Christy Gast's Bog Skirt honors the bog as material archive. The work recreates a double-scale version of the Bronze Age Egtved Girl's string skirt, whose twist structure dates back to the ceremonial solar-cycle textiles depicted in Paleolithic stone Venus sculptures. Constructed from strips of discarded knitwear destined for landfill and soaked in a walnut tannin bath, the work connects the preservative chemistry of bog sites and the Egtved Girl's oak coffin to the extended afterlife of contemporary fast fashion.

Grace Hager's work draws on personal encounters with nature, reclaiming bold psychedelic color to evoke awe, transformation, and the ungraspable. Hager’s Mirage print depicts a fleeting encounter with a wolf. Rendered in a vibrant, high-key palette, the work hovers between the real and the imagined, conjuring a heightened emotional state.

Stephen Hendee’s invented topologies warn of human intervention in the natural world. His New Hydra print offers a futuristic vision of industrialization’s imprint on port cities as sea levels rise. His Black Drawing series revisits the vector-based vernacular of his large-scale installations and his enduring investigation of the dark interplay between technology and humanity.

Emily Pettigrew draws on history, folk mythology, and observation to present scenes where layers of past and present time co-exist. Recalling references to both the land and architecture from her Maine childhood and her current home in New York’s Catskill Mountains, she creates liminal places suspended in time.

Halsey Rodman's practice asks us to consider time in relation to everything from plants to planets, collapsing vast temporal scales into intimate, direct observation and simultaneous perspective. His sculpture The Wind at Night (B) draws on his decades-long work at High Desert Test Sites in Joshua Tree, California, where the desert’s apparent stillness disguises the continuous, natural and human-made microevolutions of the landscape. Mastic Tree from Five Angles depicts the shadows of a tree encountered at a residency in France.
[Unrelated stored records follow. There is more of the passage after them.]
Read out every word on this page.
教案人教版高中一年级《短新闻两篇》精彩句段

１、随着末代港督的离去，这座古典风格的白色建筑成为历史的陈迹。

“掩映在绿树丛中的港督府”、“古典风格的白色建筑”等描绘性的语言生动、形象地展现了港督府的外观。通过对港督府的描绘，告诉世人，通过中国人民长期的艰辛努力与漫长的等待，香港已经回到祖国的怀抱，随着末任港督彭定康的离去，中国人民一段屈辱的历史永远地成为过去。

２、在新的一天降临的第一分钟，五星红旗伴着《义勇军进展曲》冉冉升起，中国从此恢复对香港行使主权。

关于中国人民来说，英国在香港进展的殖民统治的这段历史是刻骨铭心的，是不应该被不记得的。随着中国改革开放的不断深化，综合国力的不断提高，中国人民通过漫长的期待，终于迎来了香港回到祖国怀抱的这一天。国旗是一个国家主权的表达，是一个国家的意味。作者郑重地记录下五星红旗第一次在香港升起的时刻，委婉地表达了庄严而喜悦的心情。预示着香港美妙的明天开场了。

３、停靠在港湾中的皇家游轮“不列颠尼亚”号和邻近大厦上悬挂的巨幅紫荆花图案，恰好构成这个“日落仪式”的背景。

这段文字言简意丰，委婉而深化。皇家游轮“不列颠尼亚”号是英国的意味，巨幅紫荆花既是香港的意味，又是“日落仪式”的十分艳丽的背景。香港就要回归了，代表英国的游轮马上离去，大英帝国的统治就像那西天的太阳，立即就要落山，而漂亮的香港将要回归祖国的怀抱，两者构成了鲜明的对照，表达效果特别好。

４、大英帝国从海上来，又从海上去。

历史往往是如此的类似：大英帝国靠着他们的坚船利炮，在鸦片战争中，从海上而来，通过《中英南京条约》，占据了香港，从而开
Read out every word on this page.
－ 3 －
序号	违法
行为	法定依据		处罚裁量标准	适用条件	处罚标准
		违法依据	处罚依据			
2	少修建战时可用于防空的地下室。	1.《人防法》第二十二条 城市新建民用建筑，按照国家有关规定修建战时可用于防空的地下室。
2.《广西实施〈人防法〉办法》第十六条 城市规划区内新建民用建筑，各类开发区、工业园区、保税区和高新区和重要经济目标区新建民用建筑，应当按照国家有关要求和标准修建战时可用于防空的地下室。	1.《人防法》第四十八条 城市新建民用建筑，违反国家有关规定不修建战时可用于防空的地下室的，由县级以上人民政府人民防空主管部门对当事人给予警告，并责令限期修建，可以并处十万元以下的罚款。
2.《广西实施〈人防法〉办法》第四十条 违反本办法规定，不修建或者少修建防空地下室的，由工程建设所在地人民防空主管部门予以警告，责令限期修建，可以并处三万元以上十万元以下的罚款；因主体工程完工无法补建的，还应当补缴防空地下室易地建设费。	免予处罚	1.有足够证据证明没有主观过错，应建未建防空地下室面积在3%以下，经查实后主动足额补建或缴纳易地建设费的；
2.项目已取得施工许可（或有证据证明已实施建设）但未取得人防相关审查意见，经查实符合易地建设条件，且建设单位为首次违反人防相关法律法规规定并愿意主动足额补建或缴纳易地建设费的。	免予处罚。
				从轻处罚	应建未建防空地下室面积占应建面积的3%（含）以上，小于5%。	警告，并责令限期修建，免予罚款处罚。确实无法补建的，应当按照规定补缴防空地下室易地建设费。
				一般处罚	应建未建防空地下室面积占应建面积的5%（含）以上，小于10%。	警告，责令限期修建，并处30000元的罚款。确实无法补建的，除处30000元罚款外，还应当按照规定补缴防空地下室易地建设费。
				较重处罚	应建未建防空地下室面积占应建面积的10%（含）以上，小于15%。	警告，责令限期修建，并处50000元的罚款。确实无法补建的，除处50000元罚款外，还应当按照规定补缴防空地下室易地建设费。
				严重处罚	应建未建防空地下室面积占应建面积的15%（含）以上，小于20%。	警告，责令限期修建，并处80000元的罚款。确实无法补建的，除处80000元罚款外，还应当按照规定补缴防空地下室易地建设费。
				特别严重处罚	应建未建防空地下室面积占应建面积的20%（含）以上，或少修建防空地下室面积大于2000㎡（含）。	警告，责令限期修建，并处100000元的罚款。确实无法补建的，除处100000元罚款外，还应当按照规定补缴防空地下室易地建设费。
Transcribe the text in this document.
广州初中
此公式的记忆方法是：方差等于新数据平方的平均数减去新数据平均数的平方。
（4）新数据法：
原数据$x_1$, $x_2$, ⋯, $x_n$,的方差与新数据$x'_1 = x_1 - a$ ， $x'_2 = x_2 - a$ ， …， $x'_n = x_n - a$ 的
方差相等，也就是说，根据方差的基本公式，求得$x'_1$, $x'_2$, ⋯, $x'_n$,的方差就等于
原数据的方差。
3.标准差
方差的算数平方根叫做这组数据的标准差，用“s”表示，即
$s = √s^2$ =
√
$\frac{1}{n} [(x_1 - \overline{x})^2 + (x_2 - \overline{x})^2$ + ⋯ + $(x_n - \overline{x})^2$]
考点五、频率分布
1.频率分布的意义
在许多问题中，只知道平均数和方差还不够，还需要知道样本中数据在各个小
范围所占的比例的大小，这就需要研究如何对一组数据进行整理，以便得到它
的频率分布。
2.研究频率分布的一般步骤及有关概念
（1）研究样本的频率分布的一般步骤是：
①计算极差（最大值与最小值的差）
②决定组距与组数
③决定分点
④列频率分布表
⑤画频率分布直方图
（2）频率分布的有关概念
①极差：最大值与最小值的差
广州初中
Molly Smith has been exploring the landscape for decades through material and observational processes drawn from her surroundings. Created over the course of her pregnancy while living in a cabin she built with her partner, her large-scale work on paper uses ink made from oak tree galls. Her smaller watercolors and drawings are portals into the rhythms of her rural farmlife in Massachusetts.

rocki swiderski's work investigates the American Southwest as a site between the seen and the imagined, where water is precious, night offers refuge from the sun, and military installations encroach on the landscape. Their painting night mare (dream horse) depicts an equine figure at the edge of a bramble, functioning simultaneously as protector, sentinel, and mythic presence.

Hai Zhang emigrated to the US from China in the early 2000s, and his work as a photographer took him across the globe. During the pandemic he moved to a cottage in the Catskill Mountains with his family and now divides his time between New York City and the woods. His photo-sculptural works examine the history of the Catskill forests as a site of intervention–where land is cleared, trees are trained, and nature is shaped by human desire.

The vernal equinox promises equilibrium, but these artists refuse an easy balance. The landscapes here—whether remembered, imagined, or observed—hold space for contradiction and insist we pay closer attention to what is already disappearing.